Because one day my brother will be my responsibility, because if after our parents pass away the only option would be me or the state, and there is no way I’m letting my brother be stuck with only what the state will allow him.

But it can be stressful for me, the idea of how to take care of my brother and make sure he can have every opportunity he wants without obstacles in the way. Because any other option is scary, and it shouldn’t be.

I shouldn’t have to think and know that the state won’t be able to help my brother like they should.
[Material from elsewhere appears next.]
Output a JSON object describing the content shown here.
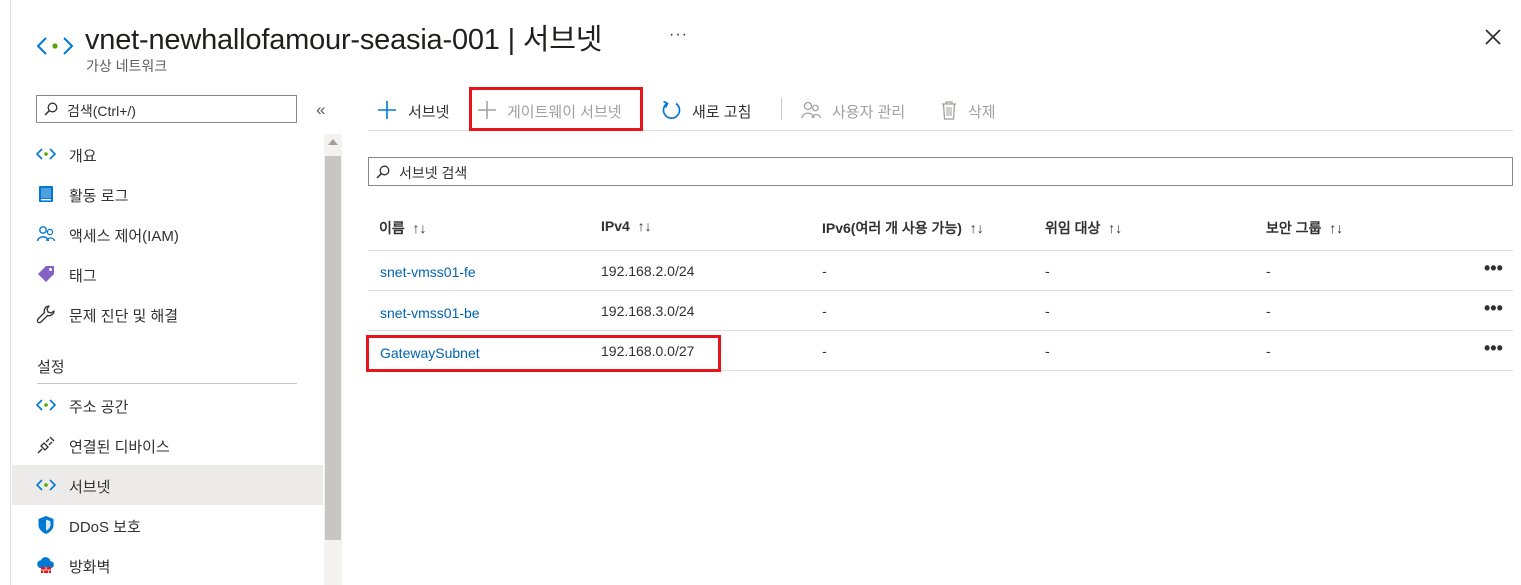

I shouldn’t be afraid of what would happen if our parents and I were to die together in an accident leaving him alone.

I shouldn’t have to get frustrated and sick of how not having hundreds of thousands of dollars means my brother can’t experience some things others can.

But that’s the system; that’s the game, and it shouldn’t be.

Once, our mom and I were talking, and I don’t remember how but it was brought up for my brother might one day be a part of a program when he is an adult where he could live on his own to an extent.

He could share either a house or apartment with other autistic men in the program with caretakers that visit and monitor them, but otherwise they would be as independent as possible.

And the joy on my brother’s face about just the possibility of being able to live on his own in a way as an adult, is something I’ll never forget.

I want that life for him, but of course there’s obstacles in between that opportunity and him, and as his family we help him get to what he wants.

Right now, he is still a minor, but in the future I hope he gets that freedom someway.

Even if it’s just our dad building a separate addition to the house so he can have his own area to himself, I want him to have that.

But no one should have to fight for their disabled family members to have that.